Once in a lifetime: il Grande Torino

Torino, 4 maggio 1949, ore 17:03. L’aereo, un trimotore Fiat G 212, siglato I-ELCE, delle Avio Linee Italiane, con a bordo l’intera squadra del Torino di ritorno da Lisbona si prepara per l’atterraggio all’aeroporto di Torino Aeritalia a Collegno. Alle 16:59 il pilota ai comandi comunica alla torre di controllo che taglierà sulla collina di Superga per presentarsi allineato alla pista dove, però, nè lui nè il suo G 212 purtroppo arriveranno mai. Alle 17:03 il velivolo, dopo aver virato verso sinistra in volo orizzontale, finisce tragicamente il suo volo schiantandosi contro il terrapieno posteriore della Basilica di Superga. Muoiono così sul colpo tutti i trentuno occupanti: con l’equipaggio, l’intera straordinaria squadra granata, i tecnici Leslie Lievesley e Egri Erbstein, molti dirigenti e i giornalisti Tosatti, Casalbore e Cavallero. Con loro, nell’umida nebbia di quel pomeriggio, scompare anche il sogno italiano. Il cinegiornale della Settimana Incom così annunciò la disgrazia: «Un crepuscolo durato tutto il giorno, una malinconia da morire. Il cielo si sfaldava in nebbia, e la nebbia cancellava Superga»

Dove si trovano le parole per raccontare una tragedia così grande e immane? Come si racconta un congedo così violento e sinistro, un trauma collettivo di questa portata? Quella del Grande Torino è una storia incredibile e crudele. Perchè nessuna squadra aveva mai vinto tanto prima. Perchè nessuna squadra, sino a lì, aveva conosciuto un destino così tragico. Perchè nessuna era mai scomparsa insieme e nel giro di pochi attimi. Poco prima erano tutti sul volo di ritorno, seduti tra i bagagli, alle prese con i regali per mogli e figli e qualche pensiero e, poi, solo qualche secondo più tardi, erano diventati eterni ostaggio di un cupo ed infinito silenzio.
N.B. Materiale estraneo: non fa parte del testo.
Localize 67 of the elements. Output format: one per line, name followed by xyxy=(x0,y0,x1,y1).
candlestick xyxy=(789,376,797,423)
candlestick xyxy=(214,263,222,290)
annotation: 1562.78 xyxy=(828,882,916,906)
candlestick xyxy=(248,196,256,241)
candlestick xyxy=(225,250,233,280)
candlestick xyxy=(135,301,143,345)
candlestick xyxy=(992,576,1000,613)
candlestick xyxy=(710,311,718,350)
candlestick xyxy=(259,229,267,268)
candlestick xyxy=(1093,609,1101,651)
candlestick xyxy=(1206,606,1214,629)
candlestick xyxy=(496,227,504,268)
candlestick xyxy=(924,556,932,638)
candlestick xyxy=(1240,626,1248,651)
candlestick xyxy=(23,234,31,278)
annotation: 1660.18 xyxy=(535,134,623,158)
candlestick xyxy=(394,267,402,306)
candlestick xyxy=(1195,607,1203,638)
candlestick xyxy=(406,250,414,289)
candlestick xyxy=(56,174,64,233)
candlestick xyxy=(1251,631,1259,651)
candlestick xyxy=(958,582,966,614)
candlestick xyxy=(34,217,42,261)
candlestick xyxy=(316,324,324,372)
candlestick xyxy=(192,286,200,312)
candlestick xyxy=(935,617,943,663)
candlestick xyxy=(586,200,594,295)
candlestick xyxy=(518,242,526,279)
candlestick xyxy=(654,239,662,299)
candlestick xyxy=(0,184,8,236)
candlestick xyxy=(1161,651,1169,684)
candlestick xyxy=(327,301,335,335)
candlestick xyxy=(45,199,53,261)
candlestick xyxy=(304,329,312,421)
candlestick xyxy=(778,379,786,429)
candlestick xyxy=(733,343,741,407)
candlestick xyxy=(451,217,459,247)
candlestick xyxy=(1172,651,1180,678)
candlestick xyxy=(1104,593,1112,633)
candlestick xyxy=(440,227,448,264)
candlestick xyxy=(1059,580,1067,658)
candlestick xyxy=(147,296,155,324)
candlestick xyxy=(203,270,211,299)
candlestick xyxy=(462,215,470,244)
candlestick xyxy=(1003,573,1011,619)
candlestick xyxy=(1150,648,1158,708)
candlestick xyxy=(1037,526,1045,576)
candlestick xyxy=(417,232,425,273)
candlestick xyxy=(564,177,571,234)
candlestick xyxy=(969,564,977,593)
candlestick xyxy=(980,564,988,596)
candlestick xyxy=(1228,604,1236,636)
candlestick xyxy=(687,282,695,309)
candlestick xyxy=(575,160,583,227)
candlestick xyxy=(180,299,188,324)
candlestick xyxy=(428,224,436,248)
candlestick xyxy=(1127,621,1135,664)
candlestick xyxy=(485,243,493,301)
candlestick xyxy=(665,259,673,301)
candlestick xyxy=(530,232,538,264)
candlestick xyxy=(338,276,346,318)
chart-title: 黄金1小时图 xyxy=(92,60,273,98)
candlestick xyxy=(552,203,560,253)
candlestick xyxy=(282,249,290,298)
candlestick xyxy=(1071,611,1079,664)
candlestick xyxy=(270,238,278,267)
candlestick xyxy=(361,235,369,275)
Quella squadra non era solo una prodigiosa macchina da gol. Il Torino del dopoguerra, infatti, va ben oltre l’esaltante tabellino e una lunga galleria di trofei. Vittoria dopo vittoria, quella squadra diventa un simbolo comune, un motivo di riscatto per un Paese ancora affamato e a pezzi, l’anima di una nazione ferita che si rialza, si riprende e ricomincia a correre e a vincere. Quel Toro, sapientemente costruito dal presidente Novo, possedeva grandissime qualità. Aveva lo stesso spirito combattivo e indomito di Coppi e Bartali, la stessa forza esplosiva di Consolini, la medesima e aggressiva determinazione dei bolidi emiliani, della Ferrari 125 di Sommer e della Maserati di Villoresi. A tutto questo aggiungeva, inoltre, un inestimabile valore aggiunto. Perchè, prima di tutto, prima dei successi, delle esaltanti rimonte e delle imprese leggendarie, quel Torino si dimostrò davvero squadra, un collettivo equilibrato e coeso capace di giocare a memoria tenendo assieme magistrali solisti ed eccellenti tamponatori, grandi corridori ed utili passisti, pregevoli palleggiatori e robusti difensori. Il Toro era una squadra vera, fatta di uomini che avevano imparato il valore dell’amicizia, che sapevano sacrificarsi e, quando necessario, stringere i denti sino al risultato finale. Quel Toro giocava un football moderno, veloce ed efficace: negli otto anni a cavallo della guerra, conquista ben cinque titoli consecutivi e una Coppa Italia dimostrandosi superiore ad ogni avversario che incontra. Ma il “Grande Torino” non si conquistò il suo aggettivo qualificativo solo per gli esaltanti risultati ottenuti, quanto, piuttosto, per lo spirito con cui era solito tenere il campo, senza arrendersi mai alle avversità e lottando su ogni pallone sino al fischio finale dell’arbitro.

La tragica scomparsa nei grigi cieli sopra Superga lo regalò alla leggenda. Il giorno successivo ai funerali, Indro Montanelli scrisse, con consueta lucidità, dalle colonne del Corriere della Sera: «Gli eroi sono sempre immortali agli occhi di chi in essi crede. E così i ragazzi crederanno che il Torino non sia morto ma soltanto “in trasferta”». Ed è bello pensare che Mazzola, Castigliano, Menti, Loik, Gabetto, Ossola e gli altri siano ancora in viaggio, preparandosi magari a scendere in campo, da qualche parte, lassù tra le nuvole.